Song of fools?

It was a Christmas gathering in a church. One person was invited as a guest for the occasion. The only reason was that he was a relative of a rich member of the church. As a singer-musician, he sang some classical carols. Then he said that he fasted, prayed, and wrote a few songs. Then he began to sing for the next hour or so. The songs were poorly written, contradicting biblical truths and with trendy music. Sadly, as time was running out, he prayed and closed the meeting. Since there was no preaching, many did not hear the gospel. “It is better for a man to hear the rebuke of the wise than to hear the song of fools.” (Ecclesiastes 7:5)
Pastor or Pleaser? The pastor of the church was not shepherding his flock instead he was a spectator. He was not exercising discernment or authority to feed the flock. Pleasing the donor friend was more important than pleasing God or serving the congregation.
Customer-friendly church? The church was neither customer-friendly nor seeker-friendly. Whatever is done should be accepted by the crowd that gathers there. For the pastor, it was just a crowd and not a congregation.
Donor-friendly church? The pastor assumed that being friendly with the donor would help him to manage the church. He depended more on donor money than God who called him and appointed him for this sacred ministry.
Clubhouse or church? Paul writes that the Church is the Pillar and the foundation of truth. (I Timothy 3:15) The Christmas service was like a social gathering.
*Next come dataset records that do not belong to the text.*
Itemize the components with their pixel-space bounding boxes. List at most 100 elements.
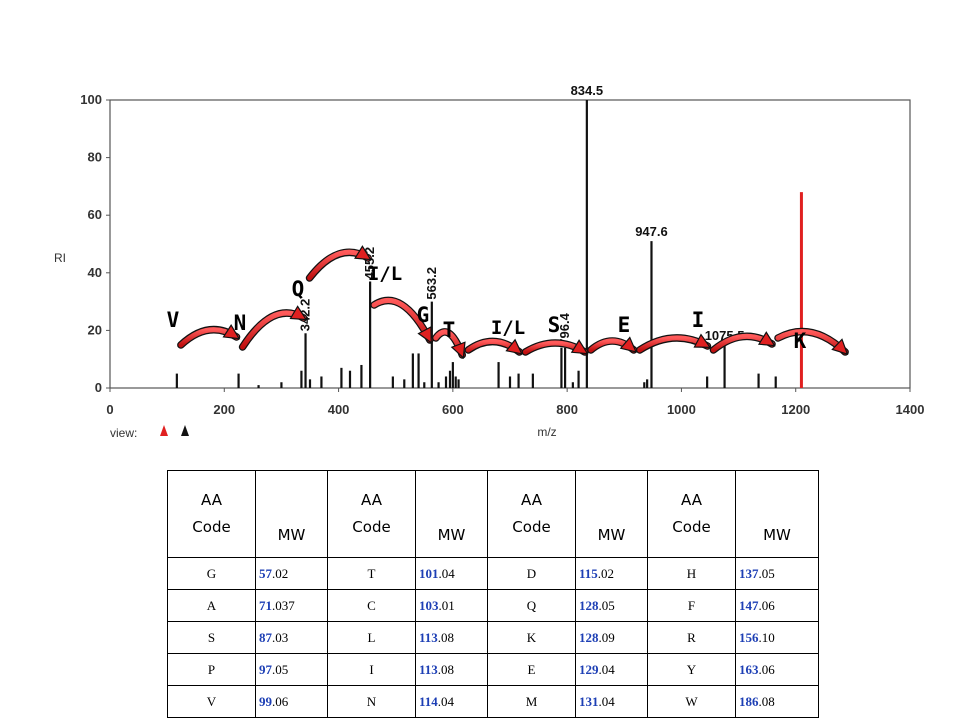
mw-integer: 128 bbox=[579, 597, 599, 613]
aa-code-cell: N bbox=[327, 685, 416, 718]
view-triangle-red-icon bbox=[160, 425, 168, 436]
mw-decimal: .04 bbox=[598, 693, 615, 709]
residue-label: Q bbox=[292, 277, 305, 301]
aa-code-cell: L bbox=[327, 621, 416, 654]
aa-code-cell: P bbox=[167, 653, 256, 686]
mw-integer: 103 bbox=[419, 597, 439, 613]
aa-mw-cell: 103.01 bbox=[415, 589, 488, 622]
mw-decimal: .03 bbox=[272, 629, 289, 645]
mw-integer: 128 bbox=[579, 629, 599, 645]
residue-arrow-head bbox=[417, 326, 432, 344]
residue-arrow-head bbox=[450, 341, 466, 360]
aa-code-cell: H bbox=[647, 557, 736, 590]
residue-arrow-head bbox=[757, 331, 776, 347]
aa-mw-cell: 97.05 bbox=[255, 653, 328, 686]
aa-code-cell: V bbox=[167, 685, 256, 718]
residue-label: K bbox=[794, 329, 807, 353]
peak-label: 834.5 bbox=[571, 83, 604, 98]
x-axis-title: m/z bbox=[537, 425, 556, 439]
aa-code-cell: R bbox=[647, 621, 736, 654]
mw-integer: 147 bbox=[739, 597, 759, 613]
residue-label: S bbox=[548, 313, 561, 337]
mw-decimal: .06 bbox=[758, 661, 775, 677]
residue-labels: V N Q I/L GT I/L S E I K bbox=[167, 263, 807, 353]
aa-mw-cell: 128.05 bbox=[575, 589, 648, 622]
residue-arrow-head bbox=[222, 324, 241, 340]
y-tick-label: 40 bbox=[88, 265, 102, 280]
x-tick-label: 200 bbox=[213, 402, 235, 417]
mw-decimal: .037 bbox=[272, 597, 295, 613]
aa-mw-cell: 71.037 bbox=[255, 589, 328, 622]
y-axis-title: RI bbox=[54, 251, 66, 265]
y-tick-label: 0 bbox=[95, 380, 102, 395]
aa-mw-cell: 186.08 bbox=[735, 685, 819, 718]
mw-decimal: .02 bbox=[597, 565, 615, 581]
mw-decimal: .01 bbox=[438, 597, 455, 613]
aa-mw-cell: 101.04 bbox=[415, 557, 488, 590]
aa-code-cell: Q bbox=[487, 589, 576, 622]
peak-label: 796.4 bbox=[557, 312, 572, 345]
aa-code-cell: C bbox=[327, 589, 416, 622]
mw-decimal: .05 bbox=[272, 661, 289, 677]
x-tick-label: 400 bbox=[328, 402, 350, 417]
x-tick-label: 800 bbox=[556, 402, 578, 417]
residue-label: V bbox=[167, 308, 180, 332]
mw-integer: 87 bbox=[259, 629, 272, 645]
aa-mw-cell: 115.02 bbox=[575, 557, 648, 590]
aa-code-cell: A bbox=[167, 589, 256, 622]
aa-mw-cell: 128.09 bbox=[575, 621, 648, 654]
mw-integer: 131 bbox=[579, 693, 599, 709]
mw-decimal: .05 bbox=[598, 597, 615, 613]
aa-code-cell: Y bbox=[647, 653, 736, 686]
aa-code-cell: G bbox=[167, 557, 256, 590]
peak-label: 563.2 bbox=[424, 267, 439, 300]
aa-code-cell: I bbox=[327, 653, 416, 686]
view-label: view: bbox=[110, 426, 137, 440]
x-tick-label: 1200 bbox=[781, 402, 810, 417]
mw-decimal: .06 bbox=[758, 597, 775, 613]
aa-mw-cell: 113.08 bbox=[415, 653, 488, 686]
aa-code-cell: K bbox=[487, 621, 576, 654]
residue-arrow-head bbox=[289, 305, 308, 321]
header-mw: MW bbox=[575, 470, 648, 558]
header-code-text: Code bbox=[672, 518, 711, 536]
residue-arrow-head bbox=[570, 339, 589, 355]
header-code-text: Code bbox=[192, 518, 231, 536]
peaks bbox=[175, 100, 803, 388]
peak-label: 947.6 bbox=[635, 224, 668, 239]
header-code-text: Code bbox=[352, 518, 391, 536]
header-mw: MW bbox=[415, 470, 488, 558]
header-aa-text: AA bbox=[681, 491, 702, 509]
mw-integer: 114 bbox=[419, 693, 438, 709]
table-row: G 57.02 T 101.04 D 115.02 H 137.05 bbox=[167, 557, 819, 590]
mw-decimal: .09 bbox=[598, 629, 615, 645]
header-aa-code: AA Code bbox=[647, 470, 736, 558]
aa-mw-cell: 113.08 bbox=[415, 621, 488, 654]
header-aa-code: AA Code bbox=[167, 470, 256, 558]
mw-decimal: .10 bbox=[758, 629, 775, 645]
view-triangle-black-icon bbox=[181, 425, 189, 436]
residue-arrow-head bbox=[354, 245, 372, 261]
mw-decimal: .04 bbox=[437, 693, 455, 709]
residue-label: G bbox=[417, 303, 430, 327]
residue-arrows bbox=[177, 245, 849, 360]
y-tick-label: 80 bbox=[88, 150, 102, 165]
table-row: V 99.06 N 114.04 M 131.04 W 186.08 bbox=[167, 685, 819, 718]
amino-acid-mass-table: AA Code MW AA Code MW AA Code MW AA Code MW G 57.02 T… bbox=[167, 470, 819, 718]
header-mw: MW bbox=[735, 470, 819, 558]
aa-mw-cell: 129.04 bbox=[575, 653, 648, 686]
mw-integer: 101 bbox=[419, 565, 439, 581]
header-aa-text: AA bbox=[521, 491, 542, 509]
table-header-row: AA Code MW AA Code MW AA Code MW AA Code MW bbox=[167, 470, 819, 558]
header-aa-text: AA bbox=[201, 491, 222, 509]
x-tick-label: 600 bbox=[442, 402, 464, 417]
mw-integer: 156 bbox=[739, 629, 759, 645]
mw-decimal: .02 bbox=[272, 565, 289, 581]
header-mw: MW bbox=[255, 470, 328, 558]
mw-integer: 163 bbox=[739, 661, 759, 677]
aa-mw-cell: 147.06 bbox=[735, 589, 819, 622]
residue-label: I/L bbox=[491, 317, 525, 339]
mw-integer: 71 bbox=[259, 597, 272, 613]
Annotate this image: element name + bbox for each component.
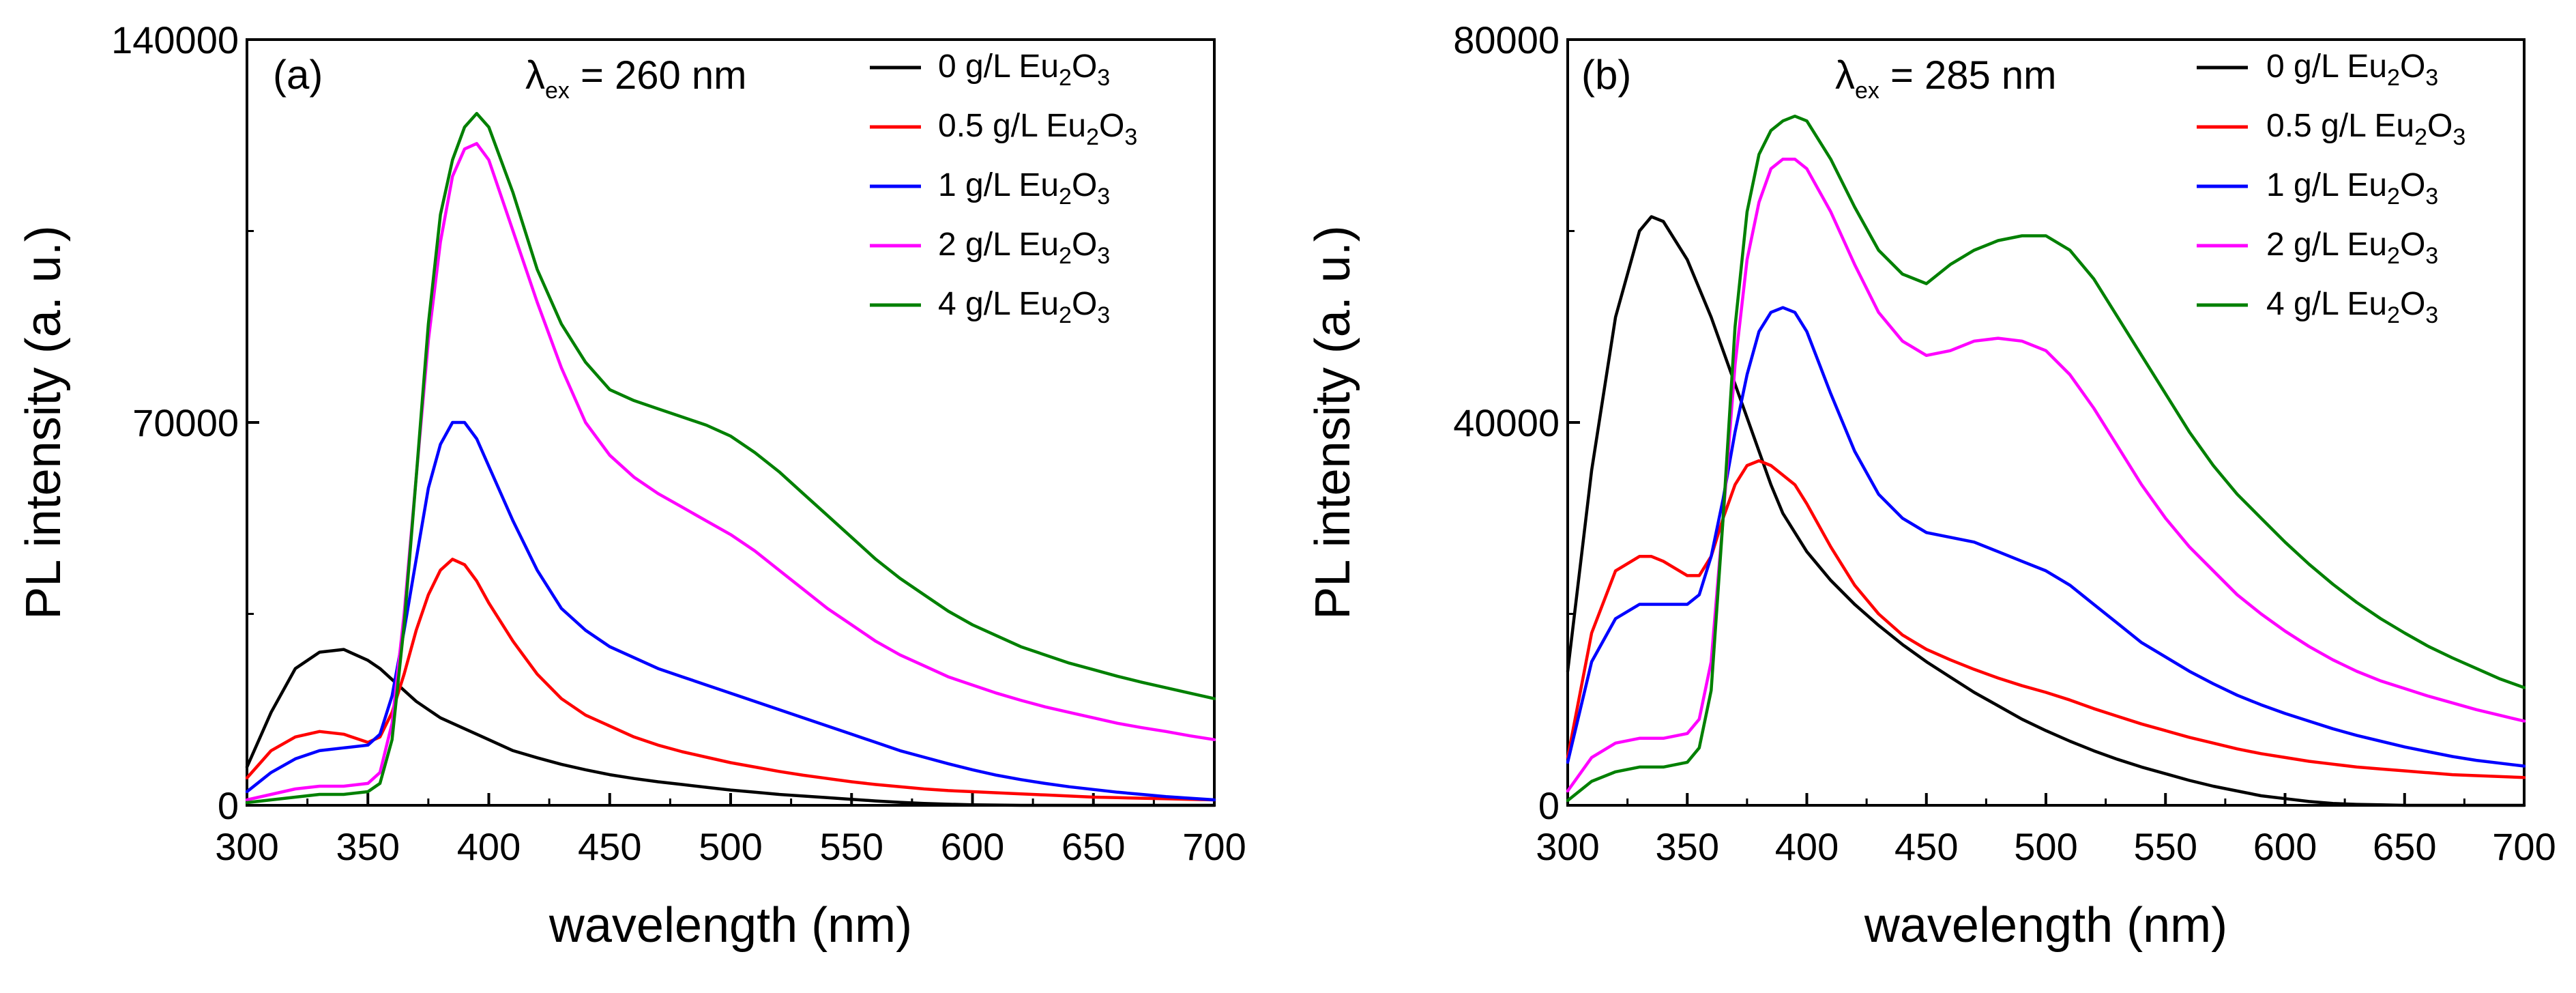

Foolish singer? There were a few faithful believers who had invited a few people to listen to the gospel and understand the meaning of Christmas. There was no sermon or gospel sharing. New people who came to know about the reason for the season were disappointed.
Foolish pastor? The pastor did not realize that the rebuke of the wise is better than the song of fools. Hence, neither he nor the guest preached.
Do I share the reason for the Christmas season?